People icons and data showing data leak

Data Leak Prompted Secret Relocation of Thousands of Afghans to the UK

Concerns about reprisal by the Taliban prompted the UK government to secretly grant asylum to thousands of Afghans and allow them to immigrate to the country, in the wake of a 2022 data leak by the Ministry of Defence.

The immigration program was hidden from the public by a superinjunction preventing any media outlets from reporting on it, only now being lifted by the present Labour government. The country relocated about 4,500 Afghans under the belief that the Taliban would violently retaliate due to the exposure of assistance they provided to the UK military.

Data leak stemmed from email sent to incorrect addresses

The program includes Afghans who assisted UK forces from their initial entry in 2001 as part of the response to the US September 11 terror attacks, to the Taliban takeover in 2021 that followed the rapid withdrawal of foreign military forces. The resettlement is thought to have cost the UK government about 2 billion pounds ($2.7 billion) in total.

The data leak came in early 2022, when a spreadsheet containing information about Afghans who had applied for relocation to the UK on the basis of their prior assistance to the military was accidentally sent to email addresses that were “outside of government systems.” In August 2023, the Ministry of Defence (MoD) discovered that part of that spreadsheet had been published on Facebook. In September 2023 the UK government, then headed up by the Conservative Party, filed for a superinjunction to suppress any mention of the lost spreadsheet as well as any mention of the court order itself. This was based on a reasonable belief at the time that the Taliban had not become aware of the spreadsheet’s existence and total media suppression might keep it from them.

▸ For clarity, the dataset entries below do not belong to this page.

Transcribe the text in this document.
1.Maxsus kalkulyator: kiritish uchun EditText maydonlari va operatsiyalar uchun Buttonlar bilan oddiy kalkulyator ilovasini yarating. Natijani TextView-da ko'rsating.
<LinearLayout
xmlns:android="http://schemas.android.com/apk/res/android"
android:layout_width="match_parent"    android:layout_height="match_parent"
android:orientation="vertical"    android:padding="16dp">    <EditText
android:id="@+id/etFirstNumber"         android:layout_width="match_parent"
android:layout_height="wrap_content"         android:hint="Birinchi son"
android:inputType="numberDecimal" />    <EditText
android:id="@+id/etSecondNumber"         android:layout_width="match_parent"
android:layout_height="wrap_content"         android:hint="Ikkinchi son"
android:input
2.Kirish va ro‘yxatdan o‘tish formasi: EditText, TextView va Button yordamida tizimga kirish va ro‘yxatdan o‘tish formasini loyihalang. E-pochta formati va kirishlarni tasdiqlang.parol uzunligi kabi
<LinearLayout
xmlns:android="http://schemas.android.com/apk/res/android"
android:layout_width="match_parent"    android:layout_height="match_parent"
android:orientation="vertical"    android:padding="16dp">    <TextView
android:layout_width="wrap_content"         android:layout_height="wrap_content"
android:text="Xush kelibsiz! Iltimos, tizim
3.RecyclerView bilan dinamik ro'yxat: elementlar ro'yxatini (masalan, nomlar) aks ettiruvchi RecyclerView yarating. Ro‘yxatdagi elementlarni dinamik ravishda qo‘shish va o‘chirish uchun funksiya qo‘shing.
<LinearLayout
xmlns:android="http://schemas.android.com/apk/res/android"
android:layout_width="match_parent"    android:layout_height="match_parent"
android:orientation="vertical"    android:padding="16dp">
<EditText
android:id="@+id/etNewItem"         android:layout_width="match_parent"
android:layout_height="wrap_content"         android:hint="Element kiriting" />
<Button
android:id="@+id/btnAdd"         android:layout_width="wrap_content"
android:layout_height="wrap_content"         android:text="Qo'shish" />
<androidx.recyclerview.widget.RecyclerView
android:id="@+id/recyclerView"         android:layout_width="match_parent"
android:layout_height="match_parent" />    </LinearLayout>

The government initiated the Afghanistan Response Route (ARR) plan in April 2024 to rapidly relocate those on the list that it believed were at the greatest risk of Taliban reprisal. The spreadsheet contained the personal information of over 18,000 people, but ultimately only about 4,500 were relocated to the UK (about 900 individuals connected to the UK military and 3,600 of their relatives). A High Court judge ruled in May 2024 that the superinjunction should be overturned, but was superseded on review by the Court of Appeal in July 2024. The current Labour government once again petitioned for the superinjunction to be overturned, which was granted this time given evidence that the Taliban has shown little interest in pursuing retribution against the impacted Afghans.

Reveal of data leak comes amidst heightened immigration tensions

Several media sources reportedly knew of the data leak from at least 2023, but were forced to suppress the story due to the superinjunction. While there was an initial legitimate basis for concern about the safety of the impacted Afghans, critics contend that the superinjunction was kept in place into 2024 primarily out of concern by the then-ruling Conservative government that the story would be damaging to their election chances. The incoming Prime Minister in 2024, Keir Starmer, was reportedly not told of the data leak until after he took office.

Reporters with The Telegraph say that they made contact with a senior Taliban official after the publication of the story, who claims that their government obtained the spreadsheet shortly after the original 2022 leak and have been actively “hunting” those that fled the country since by monitoring their families and known associates that remain in Afghanistan.

The story also breaks among more general heightened public dissatisfaction about the UK government’s immigration policies, one that has caused the right-wing Reform UK party (formerly the Brexit Party) to surge to the top of polling. Reports indicate that ministers are preparing for the possibility of riots over the issue, which may directly be triggered by the reveal of the data leak and subsequent secret migration program. The UK experienced a week of migration-related riots in 2024 that included attacks on mosques and hotels housing asylum seekers.

Some key details about the data leak are still not known to the public. It has been established that a British soldier sent the errant email in 2022 and that the matter appeared to be an accident (with the soldier forwarding the entire spreadsheet instead of what was supposed to be a very limited sampling of it), but it remains unclear who the “external party” who received it was or how it might have made its way to either the Taliban or the public 2023 Facebook post from there. About 1,000 Afghans on the list are preparing a lawsuit against the Ministry of Defence, seeking at least £50,000 each.

Dr. Kolochenko, CEO at ImmuniWeb, notes that these emerging details about the data leak will be key in the coming days: “This is a fairly unique and remarkably sad example of how a single data breach may pose a real threat to thousands of human lives. Whilst some cybersecurity vendors tend to exaggerate both the amplitude and consequences of data breaches, sometimes really nasty thing happen, as tellingly evidenced by this case. The question here is who will be accountable and financially liable for the consequences of this cybersecurity disaster? Given that full technical details of the breach are currently unknown, it would be premature to make conclusions, however, such major incidents rarely, if ever, occur without implication of third-party’s negligence, for example, of an IT or even cybersecurity vendor. Currently the financial burden is on British taxpayers, therefore, a thorough investigation is needed to better understand the root cause of the disastrous data breach, seek monetary compensation from all responsible parties to the fullest extent permitted by law, and ensure that such incidents will not happen again.”